ARMY AL&T: The Army could be doing more in terms of thinking long-term about how robotics might shape the battlefield, what would conflict look like if militaries moved heavily into robotics and automation and AI.

SCHARRE: That's a place where we're sort of sketching out the hazy contours of the future, but the more we can expand our primer and start thinking about new ways of use, the better. If you look at the interwar period, there were people in the U.S. Navy who dismissed the potential for aircraft to be used as a decisive advantage to sink battleships into Pearl Harbor. We don't want to be there. We don't want that to be our wake-up moment of wow, this technology is transformative, and then we have a Pearl Harbor moment.
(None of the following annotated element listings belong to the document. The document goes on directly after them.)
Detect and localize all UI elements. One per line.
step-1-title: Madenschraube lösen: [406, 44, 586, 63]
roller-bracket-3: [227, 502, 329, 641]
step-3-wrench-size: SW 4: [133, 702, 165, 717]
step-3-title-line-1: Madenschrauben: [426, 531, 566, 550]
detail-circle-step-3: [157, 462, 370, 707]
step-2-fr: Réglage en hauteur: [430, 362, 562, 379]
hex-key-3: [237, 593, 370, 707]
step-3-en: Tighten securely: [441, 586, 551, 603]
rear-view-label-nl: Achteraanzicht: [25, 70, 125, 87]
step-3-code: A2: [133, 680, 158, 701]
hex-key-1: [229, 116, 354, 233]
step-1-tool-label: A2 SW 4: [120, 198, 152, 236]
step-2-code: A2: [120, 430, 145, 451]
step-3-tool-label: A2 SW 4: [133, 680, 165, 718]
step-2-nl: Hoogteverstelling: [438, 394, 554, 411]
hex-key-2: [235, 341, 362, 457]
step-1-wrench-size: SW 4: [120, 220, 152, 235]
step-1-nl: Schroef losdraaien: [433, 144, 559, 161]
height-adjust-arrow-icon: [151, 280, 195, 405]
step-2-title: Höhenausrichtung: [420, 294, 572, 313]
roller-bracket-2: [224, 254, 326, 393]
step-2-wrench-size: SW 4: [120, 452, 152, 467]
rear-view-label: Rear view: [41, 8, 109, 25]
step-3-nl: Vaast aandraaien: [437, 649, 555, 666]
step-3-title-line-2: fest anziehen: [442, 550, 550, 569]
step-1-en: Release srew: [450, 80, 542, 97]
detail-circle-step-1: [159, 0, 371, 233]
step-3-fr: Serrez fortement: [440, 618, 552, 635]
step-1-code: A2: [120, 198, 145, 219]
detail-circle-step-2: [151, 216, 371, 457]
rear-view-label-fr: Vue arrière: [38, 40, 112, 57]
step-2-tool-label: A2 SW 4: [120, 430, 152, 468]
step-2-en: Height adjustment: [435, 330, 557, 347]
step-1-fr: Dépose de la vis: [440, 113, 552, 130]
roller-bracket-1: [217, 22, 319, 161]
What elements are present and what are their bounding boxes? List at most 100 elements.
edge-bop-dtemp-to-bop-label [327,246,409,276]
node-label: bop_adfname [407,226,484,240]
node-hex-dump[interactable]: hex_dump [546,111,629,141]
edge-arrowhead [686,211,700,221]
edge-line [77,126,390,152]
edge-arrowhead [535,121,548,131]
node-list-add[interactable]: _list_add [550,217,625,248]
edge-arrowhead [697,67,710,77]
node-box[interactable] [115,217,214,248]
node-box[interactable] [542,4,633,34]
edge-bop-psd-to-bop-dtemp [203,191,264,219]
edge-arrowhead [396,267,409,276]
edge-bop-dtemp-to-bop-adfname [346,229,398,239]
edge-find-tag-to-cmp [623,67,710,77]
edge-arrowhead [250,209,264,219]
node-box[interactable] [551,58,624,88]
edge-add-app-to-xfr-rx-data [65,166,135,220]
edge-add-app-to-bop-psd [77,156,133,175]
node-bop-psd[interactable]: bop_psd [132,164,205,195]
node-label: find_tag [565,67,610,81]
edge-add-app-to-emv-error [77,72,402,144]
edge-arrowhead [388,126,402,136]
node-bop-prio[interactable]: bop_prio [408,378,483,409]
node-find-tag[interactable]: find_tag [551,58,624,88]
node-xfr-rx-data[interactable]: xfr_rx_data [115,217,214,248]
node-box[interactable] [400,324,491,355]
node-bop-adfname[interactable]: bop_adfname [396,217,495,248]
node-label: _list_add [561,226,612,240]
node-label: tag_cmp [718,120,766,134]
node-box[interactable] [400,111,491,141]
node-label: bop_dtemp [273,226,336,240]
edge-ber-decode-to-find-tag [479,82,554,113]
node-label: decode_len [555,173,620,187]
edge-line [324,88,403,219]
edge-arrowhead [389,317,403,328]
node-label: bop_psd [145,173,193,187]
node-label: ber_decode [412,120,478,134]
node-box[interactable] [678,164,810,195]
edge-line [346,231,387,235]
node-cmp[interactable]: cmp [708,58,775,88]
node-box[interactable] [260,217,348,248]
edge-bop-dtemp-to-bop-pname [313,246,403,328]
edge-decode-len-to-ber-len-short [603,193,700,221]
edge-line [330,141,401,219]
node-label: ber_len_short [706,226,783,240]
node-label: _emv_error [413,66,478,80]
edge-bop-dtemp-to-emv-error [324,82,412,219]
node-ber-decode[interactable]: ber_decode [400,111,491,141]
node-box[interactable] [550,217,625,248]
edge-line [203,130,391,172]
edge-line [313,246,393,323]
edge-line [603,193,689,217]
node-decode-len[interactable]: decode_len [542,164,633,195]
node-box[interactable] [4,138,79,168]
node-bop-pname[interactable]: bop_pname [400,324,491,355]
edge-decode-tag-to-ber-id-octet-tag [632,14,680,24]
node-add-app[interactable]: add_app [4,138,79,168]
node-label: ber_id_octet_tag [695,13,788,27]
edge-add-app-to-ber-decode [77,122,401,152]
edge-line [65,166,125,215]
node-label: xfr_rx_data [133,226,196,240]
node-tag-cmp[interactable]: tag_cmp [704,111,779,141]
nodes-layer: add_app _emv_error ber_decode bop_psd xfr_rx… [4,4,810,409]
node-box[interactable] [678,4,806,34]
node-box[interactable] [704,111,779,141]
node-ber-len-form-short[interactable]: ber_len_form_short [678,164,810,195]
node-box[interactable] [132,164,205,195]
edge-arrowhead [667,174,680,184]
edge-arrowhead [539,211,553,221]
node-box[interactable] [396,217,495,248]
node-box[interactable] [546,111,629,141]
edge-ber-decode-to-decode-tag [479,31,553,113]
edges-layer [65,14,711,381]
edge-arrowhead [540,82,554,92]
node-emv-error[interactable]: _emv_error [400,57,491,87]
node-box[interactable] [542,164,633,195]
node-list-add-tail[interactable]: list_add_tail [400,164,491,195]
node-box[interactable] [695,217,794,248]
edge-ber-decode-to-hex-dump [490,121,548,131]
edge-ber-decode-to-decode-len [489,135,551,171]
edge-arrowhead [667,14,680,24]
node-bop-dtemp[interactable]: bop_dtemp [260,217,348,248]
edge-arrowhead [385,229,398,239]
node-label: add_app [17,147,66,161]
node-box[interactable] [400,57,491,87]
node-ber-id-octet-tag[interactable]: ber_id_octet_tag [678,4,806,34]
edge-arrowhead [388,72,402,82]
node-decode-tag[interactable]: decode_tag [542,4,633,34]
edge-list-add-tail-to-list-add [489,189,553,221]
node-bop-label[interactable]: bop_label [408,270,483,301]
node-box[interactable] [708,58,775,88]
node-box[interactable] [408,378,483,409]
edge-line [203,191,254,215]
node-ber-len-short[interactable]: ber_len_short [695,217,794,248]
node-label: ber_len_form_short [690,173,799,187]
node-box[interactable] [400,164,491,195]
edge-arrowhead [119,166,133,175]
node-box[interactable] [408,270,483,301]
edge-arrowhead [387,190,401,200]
You know what I want to see? I want to see a new Louisiana Maneuvers for robotics and automation and human-machine teaming: Do a series of exercises where we go into the field and we experiment and we break things and try new ideas, and we keep doing it. You know, the first DARPA Grand Challenge [in 2004] was a miserable thing. The robot didn't go anywhere. And they came back the next year, and then they were able to drive it across the desert. And it's only through that iterative process of really hard problems and trying to solve them that we can come up with solutions.